La Chiesa, sulle orme di Paolo, ha conosciuto lungo i secoli esempi mirabili di zelo missionario, di zelo per Dio, radicato in un amore maturo; esempi di zelo per la promessa in via di compimento. Nel corso di quest’anno ricorderemo la conversione del Principe Vladimiro di Kiev e del suo popolo, per la quale, con l’ingresso nella Chiesa degli slavi dell’Est, trovò compimento ideale la magnifica opera missionaria dei santi Cirillo e Metodio.

La memoria di questo evento così ricco di frutti per la causa del Vangelo, ma anche, possiamo ben dirlo, per la cultura della famiglia umana, ci darà occasione di riflettere sui compiti che attendono la Chiesa ai nostri giorni e di approfondire, nella fede, il senso della sua storia passata, e l’appello che viene da essa per il presente.

6. Nel contesto di questa celebrazione conclusiva della Settimana di preghiere per l’Unità dei cristiani il pensiero si indirizza, prima di tutto, alla Chiesa sorella del Patriarcato di Mosca che ha assunto gran parte dell’eredità cristiana dell’antica Rus’ di Kiev.

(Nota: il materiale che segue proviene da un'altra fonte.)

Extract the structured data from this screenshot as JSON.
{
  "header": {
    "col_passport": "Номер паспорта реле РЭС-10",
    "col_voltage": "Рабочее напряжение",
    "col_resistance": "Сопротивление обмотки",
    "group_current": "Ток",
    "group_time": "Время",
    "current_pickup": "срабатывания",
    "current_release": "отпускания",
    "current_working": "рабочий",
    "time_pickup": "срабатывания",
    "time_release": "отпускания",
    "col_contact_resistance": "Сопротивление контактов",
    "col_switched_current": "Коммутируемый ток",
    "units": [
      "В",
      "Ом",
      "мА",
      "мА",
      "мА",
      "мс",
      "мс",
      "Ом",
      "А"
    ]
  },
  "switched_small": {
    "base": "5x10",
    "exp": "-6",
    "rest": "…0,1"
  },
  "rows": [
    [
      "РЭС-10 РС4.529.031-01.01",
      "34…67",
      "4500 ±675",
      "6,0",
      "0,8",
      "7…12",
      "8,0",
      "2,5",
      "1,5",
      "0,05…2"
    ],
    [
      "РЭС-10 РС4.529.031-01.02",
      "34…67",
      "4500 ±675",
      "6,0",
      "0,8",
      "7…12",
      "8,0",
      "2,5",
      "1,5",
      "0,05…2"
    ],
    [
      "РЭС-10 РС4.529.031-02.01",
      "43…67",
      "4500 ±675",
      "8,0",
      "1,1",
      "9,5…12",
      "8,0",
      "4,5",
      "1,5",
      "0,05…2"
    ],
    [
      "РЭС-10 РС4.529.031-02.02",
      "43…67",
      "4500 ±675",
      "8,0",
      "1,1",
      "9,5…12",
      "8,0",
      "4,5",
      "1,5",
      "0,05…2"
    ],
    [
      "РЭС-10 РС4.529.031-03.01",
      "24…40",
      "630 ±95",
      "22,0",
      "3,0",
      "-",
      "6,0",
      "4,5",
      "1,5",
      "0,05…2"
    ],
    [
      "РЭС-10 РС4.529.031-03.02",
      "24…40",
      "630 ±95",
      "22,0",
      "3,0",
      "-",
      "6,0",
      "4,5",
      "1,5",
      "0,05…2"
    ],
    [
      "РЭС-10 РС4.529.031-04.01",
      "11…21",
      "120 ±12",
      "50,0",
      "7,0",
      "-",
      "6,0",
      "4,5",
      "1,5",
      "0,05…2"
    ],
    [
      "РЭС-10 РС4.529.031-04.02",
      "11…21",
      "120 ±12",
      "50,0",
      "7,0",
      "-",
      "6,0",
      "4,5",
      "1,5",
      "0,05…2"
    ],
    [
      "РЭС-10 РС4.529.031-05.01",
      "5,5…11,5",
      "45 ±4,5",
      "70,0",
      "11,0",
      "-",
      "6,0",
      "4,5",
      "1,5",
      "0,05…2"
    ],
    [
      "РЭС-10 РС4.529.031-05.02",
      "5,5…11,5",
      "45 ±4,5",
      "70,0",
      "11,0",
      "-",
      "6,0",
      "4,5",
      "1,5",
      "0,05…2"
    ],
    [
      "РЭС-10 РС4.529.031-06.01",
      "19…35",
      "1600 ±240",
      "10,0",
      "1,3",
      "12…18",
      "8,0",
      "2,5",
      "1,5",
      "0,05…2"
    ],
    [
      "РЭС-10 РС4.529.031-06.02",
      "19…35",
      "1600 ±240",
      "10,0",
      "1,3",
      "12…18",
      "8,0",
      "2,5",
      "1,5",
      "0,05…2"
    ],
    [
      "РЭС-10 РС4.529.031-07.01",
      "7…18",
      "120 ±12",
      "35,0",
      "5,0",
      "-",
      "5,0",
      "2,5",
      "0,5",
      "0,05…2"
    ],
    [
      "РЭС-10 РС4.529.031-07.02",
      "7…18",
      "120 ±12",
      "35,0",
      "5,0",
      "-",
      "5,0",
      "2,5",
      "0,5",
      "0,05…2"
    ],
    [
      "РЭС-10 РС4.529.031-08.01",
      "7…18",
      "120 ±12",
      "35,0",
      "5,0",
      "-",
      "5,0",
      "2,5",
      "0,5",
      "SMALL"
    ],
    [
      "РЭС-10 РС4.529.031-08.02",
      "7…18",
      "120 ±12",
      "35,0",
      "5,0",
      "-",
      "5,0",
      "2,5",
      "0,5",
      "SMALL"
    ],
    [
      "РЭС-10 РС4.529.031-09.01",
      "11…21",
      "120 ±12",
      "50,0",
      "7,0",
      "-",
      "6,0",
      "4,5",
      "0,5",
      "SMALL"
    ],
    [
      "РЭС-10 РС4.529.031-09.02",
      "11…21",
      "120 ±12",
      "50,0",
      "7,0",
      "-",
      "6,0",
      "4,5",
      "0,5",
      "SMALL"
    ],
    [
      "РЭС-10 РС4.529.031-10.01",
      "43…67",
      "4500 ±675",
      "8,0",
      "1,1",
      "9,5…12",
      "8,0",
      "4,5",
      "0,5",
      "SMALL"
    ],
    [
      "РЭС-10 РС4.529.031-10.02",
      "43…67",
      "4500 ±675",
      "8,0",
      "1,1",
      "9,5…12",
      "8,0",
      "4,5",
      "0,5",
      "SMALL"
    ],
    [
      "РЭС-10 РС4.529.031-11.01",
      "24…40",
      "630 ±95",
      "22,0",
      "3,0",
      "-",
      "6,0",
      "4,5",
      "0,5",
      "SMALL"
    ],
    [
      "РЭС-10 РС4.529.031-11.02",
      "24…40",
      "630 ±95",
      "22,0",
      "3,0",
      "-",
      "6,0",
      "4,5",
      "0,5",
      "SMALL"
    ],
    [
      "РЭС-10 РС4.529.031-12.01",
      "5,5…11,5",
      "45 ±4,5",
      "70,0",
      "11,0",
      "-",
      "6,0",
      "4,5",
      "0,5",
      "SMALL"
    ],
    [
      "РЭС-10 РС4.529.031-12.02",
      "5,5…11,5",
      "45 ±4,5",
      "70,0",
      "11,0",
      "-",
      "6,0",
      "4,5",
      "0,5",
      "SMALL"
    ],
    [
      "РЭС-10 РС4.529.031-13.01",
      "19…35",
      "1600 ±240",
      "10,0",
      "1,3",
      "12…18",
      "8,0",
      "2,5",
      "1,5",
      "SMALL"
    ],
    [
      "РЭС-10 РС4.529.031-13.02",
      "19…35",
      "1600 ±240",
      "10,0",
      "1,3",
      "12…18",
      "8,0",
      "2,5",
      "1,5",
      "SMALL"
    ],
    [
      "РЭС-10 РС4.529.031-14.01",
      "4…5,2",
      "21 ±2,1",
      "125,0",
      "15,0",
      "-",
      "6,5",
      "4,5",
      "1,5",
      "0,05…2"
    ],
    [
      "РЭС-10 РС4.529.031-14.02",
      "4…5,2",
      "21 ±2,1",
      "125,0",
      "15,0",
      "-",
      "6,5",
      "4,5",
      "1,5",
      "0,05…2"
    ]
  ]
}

Ad essa l’intera comunità cattolica, nella persona del Vescovo di Roma, porge l’abbraccio della pace del Signore in quest’ora solenne della sua storia.

Possa la memoria del Battesimo di san Vladimiro ravvivare la coscienza di quei vincoli strettissimi di comunione che già ci uniscono ai nostri fratelli ortodossi; insieme alla consapevolezza della loro importanza ai fini della ricostruzione dell’unità visibile di tutti i battezzati. A nessuno può sfuggire, infatti, sino a che punto l’evangelizzazione del nostro mondo dipende in misura determinante dall’unità di tutti i cristiani, d’Oriente e d’Occidente, come segno visibile dell’amore di Dio operante nella storia.

Mi rallegro pertanto, rendendone grazie a Dio, dei progressi costanti nella reciproca comprensione con tutte le Chiese e comunità ecclesiali con le quali siamo in dialogo. Il progresso continuo del movimento ecumenico, malgrado le difficoltà di una così difficile storia, è in se stesso un chiaro indirizzo della volontà del Signore, al quale rinnoviamo incondizionata obbedienza.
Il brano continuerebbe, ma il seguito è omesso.